I’m hitting the nail on the head. Vanessa talks about the flexibility they have with the limited space available. They can invite different services – like the credit union or the employment support advisors – to deliver their services from the UCAN, and the symbiotic relationship ticks boxes for them all.
“So, if the UCAN is so great, why is it not replicated around the country?” I ask.
“That is such a good question, such a fantastic question,” – I try my hardest not to beam – “I think it’s because it’s just too simple.”
“Too simple?”
“Some organisations have these multi-million pound showbiz buildings with ‘meeters and greeters’ behind reception desks – all very posh and clinical – which are about giving the customer a sophisticated experience of a venue rather than offering them what they need. I’m not saying we’re not sophisticated because the UCAN model is very sophisticated but it’s also very simple.”
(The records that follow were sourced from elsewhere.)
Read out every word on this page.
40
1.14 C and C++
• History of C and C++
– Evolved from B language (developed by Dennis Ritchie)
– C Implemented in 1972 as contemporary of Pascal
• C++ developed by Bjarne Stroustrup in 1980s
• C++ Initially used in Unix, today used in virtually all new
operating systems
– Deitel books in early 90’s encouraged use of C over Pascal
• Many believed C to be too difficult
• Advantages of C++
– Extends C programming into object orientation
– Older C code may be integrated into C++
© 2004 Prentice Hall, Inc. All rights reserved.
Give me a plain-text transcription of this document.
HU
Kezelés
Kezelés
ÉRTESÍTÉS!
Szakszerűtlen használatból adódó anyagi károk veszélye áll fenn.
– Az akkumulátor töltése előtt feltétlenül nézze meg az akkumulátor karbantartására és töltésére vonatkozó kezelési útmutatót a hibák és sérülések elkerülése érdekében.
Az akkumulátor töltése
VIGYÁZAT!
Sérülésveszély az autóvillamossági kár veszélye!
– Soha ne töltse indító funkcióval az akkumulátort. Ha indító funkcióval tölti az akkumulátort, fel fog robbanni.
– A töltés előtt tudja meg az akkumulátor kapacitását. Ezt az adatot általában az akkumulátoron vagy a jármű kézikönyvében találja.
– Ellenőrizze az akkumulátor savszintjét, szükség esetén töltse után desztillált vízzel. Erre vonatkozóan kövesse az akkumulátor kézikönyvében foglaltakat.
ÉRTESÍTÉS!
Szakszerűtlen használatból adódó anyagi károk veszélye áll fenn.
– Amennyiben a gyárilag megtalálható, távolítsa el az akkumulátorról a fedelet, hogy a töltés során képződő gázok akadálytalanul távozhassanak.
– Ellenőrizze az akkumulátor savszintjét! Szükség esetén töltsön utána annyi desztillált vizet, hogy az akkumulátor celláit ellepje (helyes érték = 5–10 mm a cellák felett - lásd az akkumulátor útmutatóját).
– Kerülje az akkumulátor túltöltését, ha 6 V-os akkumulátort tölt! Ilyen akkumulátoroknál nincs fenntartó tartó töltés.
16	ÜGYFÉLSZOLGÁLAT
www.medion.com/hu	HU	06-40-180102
“Do you think some organisations can’t see the wood for the trees?”
“Some have become very compartmentalised. You have to go to that enquiry desk to do one thing; ring that person to do another or go online to do a third. Some think it’s easier – more cost effective even – to manage customers from a distance. Everyone has a specific role to play, it’s almost like a department store model.
“Here we are the constant hook, we can help people ourselves or refer them to services inside or outside of the UCAN. You really need to see this place to understand how it works in practice. And we have to remember that despite all the new technology there are still a lot of customers out there that need a specific level of meaningful support that can only come from personal, human contact.”
Vanessa is off on one now. And quite rightly. She’s evangelical about the support the UCAN provides and sees it as a model that can work elsewhere. As well as everything else, she’ll be giving guided tours soon.
“By having those conversations we’re empowering customers to – at some point – take control of their own solutions by giving them options in a very informal, non-judgmental way.”